During a webinar for the Florida Defense Lawyers Association (FDLA), RumbergerKirk Founding Partner Dick Caldwell reviewed statutory requirements for punitive damages and analyzed recent cases on the proof needed to support such claims under Fla. Stat. § 762.72.

There have been significant differences among the Florida District Courts of Appeal (DCA) concerning the burden plaintiffs bear in convincing the trial court to allow a punitive damages claim to be made.

Under the statute, Fla. Stat. sec. 768.72 et seq., plaintiffs must file a motion seeking leave to add a punitive damages count to the complaint.

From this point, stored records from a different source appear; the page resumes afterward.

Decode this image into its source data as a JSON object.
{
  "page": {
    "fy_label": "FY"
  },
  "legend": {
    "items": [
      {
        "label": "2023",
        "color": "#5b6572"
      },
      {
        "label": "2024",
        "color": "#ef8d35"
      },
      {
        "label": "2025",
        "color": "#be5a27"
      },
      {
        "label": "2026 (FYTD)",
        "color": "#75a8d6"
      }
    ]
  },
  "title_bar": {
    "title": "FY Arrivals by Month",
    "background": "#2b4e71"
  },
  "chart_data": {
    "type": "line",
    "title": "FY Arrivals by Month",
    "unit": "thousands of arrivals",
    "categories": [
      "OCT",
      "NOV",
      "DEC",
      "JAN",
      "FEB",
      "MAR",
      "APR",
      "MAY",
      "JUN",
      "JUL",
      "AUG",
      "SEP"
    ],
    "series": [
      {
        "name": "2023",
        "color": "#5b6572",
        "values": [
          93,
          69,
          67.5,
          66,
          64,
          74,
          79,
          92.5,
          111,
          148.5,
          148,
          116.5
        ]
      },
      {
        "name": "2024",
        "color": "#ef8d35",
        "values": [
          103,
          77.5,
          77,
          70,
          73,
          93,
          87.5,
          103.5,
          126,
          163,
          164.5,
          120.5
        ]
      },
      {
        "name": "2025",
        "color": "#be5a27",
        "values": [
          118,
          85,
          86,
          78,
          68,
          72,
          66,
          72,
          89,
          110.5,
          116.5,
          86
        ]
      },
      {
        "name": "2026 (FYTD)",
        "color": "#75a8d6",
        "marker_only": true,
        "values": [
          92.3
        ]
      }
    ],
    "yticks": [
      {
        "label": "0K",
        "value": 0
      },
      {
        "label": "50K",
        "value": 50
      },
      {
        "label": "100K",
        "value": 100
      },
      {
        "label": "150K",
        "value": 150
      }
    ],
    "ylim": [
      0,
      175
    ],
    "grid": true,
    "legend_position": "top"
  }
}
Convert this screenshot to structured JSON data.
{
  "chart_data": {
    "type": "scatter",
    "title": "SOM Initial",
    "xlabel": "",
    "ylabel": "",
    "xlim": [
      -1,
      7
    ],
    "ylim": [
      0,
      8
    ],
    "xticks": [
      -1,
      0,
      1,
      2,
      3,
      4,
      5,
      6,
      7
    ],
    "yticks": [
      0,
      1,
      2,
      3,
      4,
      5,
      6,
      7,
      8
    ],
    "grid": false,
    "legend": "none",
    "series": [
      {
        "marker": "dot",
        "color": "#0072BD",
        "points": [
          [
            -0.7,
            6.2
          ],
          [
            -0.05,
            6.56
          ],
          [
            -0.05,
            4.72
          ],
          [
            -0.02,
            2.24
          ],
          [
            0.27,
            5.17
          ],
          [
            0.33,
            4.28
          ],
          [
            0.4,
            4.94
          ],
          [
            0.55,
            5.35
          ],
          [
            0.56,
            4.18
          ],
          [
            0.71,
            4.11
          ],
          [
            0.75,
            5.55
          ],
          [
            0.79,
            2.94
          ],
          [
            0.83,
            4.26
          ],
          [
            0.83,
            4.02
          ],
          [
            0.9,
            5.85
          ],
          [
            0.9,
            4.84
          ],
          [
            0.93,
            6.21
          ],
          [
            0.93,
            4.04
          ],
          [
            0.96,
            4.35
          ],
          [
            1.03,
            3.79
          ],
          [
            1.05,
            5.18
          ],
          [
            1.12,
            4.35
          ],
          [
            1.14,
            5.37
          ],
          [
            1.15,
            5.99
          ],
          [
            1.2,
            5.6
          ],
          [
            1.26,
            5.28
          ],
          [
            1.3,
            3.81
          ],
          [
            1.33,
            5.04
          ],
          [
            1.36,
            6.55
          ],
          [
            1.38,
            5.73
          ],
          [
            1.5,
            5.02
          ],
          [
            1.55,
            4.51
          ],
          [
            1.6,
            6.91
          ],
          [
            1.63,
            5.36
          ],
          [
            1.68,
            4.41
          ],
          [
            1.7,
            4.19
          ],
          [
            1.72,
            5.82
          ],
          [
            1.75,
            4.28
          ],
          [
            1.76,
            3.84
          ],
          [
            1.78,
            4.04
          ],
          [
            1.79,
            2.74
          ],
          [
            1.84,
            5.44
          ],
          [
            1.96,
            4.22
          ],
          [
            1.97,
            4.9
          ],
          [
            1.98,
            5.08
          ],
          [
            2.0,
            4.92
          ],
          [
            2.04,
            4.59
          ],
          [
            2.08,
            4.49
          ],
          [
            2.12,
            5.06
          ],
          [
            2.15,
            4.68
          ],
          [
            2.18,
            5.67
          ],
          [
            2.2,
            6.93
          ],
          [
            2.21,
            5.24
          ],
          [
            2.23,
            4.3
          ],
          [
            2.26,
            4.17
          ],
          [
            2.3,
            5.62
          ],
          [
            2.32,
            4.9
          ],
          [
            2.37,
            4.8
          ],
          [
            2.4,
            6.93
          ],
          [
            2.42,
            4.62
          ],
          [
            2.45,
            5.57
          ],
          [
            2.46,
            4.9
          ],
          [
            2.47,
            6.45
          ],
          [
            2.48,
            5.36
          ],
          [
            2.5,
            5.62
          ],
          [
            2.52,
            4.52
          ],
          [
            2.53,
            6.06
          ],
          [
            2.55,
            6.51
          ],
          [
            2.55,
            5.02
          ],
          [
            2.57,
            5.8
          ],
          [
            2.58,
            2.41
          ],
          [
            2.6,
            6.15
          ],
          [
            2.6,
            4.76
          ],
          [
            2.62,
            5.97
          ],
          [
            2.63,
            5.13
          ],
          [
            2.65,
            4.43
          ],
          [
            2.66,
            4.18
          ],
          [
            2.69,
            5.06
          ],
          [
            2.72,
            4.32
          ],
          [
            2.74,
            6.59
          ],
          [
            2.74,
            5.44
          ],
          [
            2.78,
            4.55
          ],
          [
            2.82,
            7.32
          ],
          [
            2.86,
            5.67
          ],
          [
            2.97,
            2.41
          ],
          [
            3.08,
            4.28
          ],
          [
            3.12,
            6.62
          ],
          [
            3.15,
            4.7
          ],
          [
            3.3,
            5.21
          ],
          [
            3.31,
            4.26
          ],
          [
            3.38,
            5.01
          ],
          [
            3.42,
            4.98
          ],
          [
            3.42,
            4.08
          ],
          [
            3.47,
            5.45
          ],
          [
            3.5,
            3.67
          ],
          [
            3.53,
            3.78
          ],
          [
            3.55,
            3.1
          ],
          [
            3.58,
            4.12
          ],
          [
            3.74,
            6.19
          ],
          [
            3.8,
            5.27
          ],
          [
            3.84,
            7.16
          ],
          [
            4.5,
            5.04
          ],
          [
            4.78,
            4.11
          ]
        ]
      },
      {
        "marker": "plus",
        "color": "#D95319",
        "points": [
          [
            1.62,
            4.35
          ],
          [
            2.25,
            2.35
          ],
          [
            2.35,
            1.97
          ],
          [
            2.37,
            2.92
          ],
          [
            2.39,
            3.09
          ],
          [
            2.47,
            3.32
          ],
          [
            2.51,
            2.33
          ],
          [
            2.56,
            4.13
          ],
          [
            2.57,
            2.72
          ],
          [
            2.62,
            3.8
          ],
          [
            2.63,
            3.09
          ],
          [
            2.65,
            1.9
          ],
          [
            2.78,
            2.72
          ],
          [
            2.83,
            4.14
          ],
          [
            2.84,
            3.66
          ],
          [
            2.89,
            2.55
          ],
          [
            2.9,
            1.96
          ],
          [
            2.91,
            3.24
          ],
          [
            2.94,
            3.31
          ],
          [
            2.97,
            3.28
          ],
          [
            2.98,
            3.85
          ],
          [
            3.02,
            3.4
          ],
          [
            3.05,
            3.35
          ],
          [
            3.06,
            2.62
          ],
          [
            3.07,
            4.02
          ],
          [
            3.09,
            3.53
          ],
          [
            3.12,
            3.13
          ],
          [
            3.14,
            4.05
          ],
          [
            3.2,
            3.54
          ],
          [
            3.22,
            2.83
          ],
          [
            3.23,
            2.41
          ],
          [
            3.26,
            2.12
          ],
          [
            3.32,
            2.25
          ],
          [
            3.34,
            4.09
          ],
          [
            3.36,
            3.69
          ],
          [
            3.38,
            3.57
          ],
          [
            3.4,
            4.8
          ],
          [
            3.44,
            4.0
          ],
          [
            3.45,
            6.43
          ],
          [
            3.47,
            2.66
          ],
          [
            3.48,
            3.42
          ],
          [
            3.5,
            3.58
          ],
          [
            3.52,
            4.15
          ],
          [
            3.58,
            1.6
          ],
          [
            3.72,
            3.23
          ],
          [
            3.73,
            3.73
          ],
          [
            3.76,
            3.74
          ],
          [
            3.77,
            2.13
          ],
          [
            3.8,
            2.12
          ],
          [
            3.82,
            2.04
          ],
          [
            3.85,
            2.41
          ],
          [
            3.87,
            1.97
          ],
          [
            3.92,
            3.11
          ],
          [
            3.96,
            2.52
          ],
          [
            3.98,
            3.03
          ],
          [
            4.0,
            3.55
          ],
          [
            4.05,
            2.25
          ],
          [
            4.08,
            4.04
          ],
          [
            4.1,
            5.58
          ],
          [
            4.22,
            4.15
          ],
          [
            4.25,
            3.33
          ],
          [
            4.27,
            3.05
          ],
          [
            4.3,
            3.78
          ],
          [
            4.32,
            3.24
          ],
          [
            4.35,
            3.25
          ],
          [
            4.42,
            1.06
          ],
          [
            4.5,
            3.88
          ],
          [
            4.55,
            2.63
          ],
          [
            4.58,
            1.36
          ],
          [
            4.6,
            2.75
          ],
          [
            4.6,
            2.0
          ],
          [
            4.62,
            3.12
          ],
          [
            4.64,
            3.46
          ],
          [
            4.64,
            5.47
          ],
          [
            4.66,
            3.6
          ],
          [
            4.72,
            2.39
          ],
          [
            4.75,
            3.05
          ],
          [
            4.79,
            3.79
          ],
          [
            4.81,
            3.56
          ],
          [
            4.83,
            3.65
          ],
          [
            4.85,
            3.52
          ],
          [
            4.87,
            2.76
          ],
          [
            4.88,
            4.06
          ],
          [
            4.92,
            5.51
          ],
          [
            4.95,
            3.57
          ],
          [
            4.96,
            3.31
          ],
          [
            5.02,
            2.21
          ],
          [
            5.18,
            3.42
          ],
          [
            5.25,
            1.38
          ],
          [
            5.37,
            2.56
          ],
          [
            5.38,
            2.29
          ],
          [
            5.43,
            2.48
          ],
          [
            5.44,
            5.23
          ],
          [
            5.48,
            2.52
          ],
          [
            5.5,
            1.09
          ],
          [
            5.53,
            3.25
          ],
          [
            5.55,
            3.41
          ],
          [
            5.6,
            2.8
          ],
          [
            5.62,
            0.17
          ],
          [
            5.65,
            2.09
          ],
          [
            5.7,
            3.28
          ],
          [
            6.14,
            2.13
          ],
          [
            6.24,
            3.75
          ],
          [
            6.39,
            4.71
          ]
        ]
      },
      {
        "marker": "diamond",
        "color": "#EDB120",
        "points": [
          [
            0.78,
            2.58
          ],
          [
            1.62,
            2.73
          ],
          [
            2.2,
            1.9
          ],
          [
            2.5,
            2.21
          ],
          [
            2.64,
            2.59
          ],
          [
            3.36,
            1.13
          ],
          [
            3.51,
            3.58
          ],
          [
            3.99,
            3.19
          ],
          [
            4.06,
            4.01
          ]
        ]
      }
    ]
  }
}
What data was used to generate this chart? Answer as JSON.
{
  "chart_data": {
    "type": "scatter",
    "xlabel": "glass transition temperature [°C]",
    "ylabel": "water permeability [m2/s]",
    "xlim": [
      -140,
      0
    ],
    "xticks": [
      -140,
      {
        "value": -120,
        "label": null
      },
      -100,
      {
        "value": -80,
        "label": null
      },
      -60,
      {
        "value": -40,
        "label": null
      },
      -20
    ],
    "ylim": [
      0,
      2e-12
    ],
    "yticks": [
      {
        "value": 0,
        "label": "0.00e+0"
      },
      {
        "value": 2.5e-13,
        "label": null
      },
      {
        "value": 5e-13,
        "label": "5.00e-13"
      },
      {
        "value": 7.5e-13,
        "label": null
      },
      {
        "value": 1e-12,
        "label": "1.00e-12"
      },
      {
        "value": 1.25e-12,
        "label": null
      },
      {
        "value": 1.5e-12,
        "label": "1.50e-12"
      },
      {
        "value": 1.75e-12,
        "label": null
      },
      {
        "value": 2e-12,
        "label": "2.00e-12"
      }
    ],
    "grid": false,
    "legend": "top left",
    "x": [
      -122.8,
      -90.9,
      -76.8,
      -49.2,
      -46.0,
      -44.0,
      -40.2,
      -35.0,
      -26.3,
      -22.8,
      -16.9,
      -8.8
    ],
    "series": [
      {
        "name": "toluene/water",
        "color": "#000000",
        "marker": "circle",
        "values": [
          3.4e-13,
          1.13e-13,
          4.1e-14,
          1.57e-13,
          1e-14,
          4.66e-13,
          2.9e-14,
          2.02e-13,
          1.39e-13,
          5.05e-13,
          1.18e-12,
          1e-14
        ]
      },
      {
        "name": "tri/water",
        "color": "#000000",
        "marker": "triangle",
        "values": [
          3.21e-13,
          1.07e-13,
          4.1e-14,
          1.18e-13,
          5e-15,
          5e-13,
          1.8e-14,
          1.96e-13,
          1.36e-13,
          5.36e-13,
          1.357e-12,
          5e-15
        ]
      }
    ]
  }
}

This motion must provide a “… reasonable showing by evidence in the record or proffered by the claimant which would provide a reasonable basis for recovery of such damages.” Most of the cases which have been decided to date have concerned whether plaintiffs have been able to carry this burden, and the vast majority of decisions to date have rejected plaintiffs’ attempts to add the punitive damages claim. The 5th DCA’s approach has been by far the most liberal, while the 4th DCA has required a more complete showing by plaintiffs.

In October 2025, the Florida Supreme Court will hold oral arguments on Federal Ins. Co. v. Perlmutter, a case currently pending before the Supreme Court of Florida on certiorari from the Florida 4th District Court of Appeal. It is anticipated that this decision may resolve conflicts among the approaches undertaken by appellate courts concerning the quantum of proof necessary to add a claim for punitive damages to the case.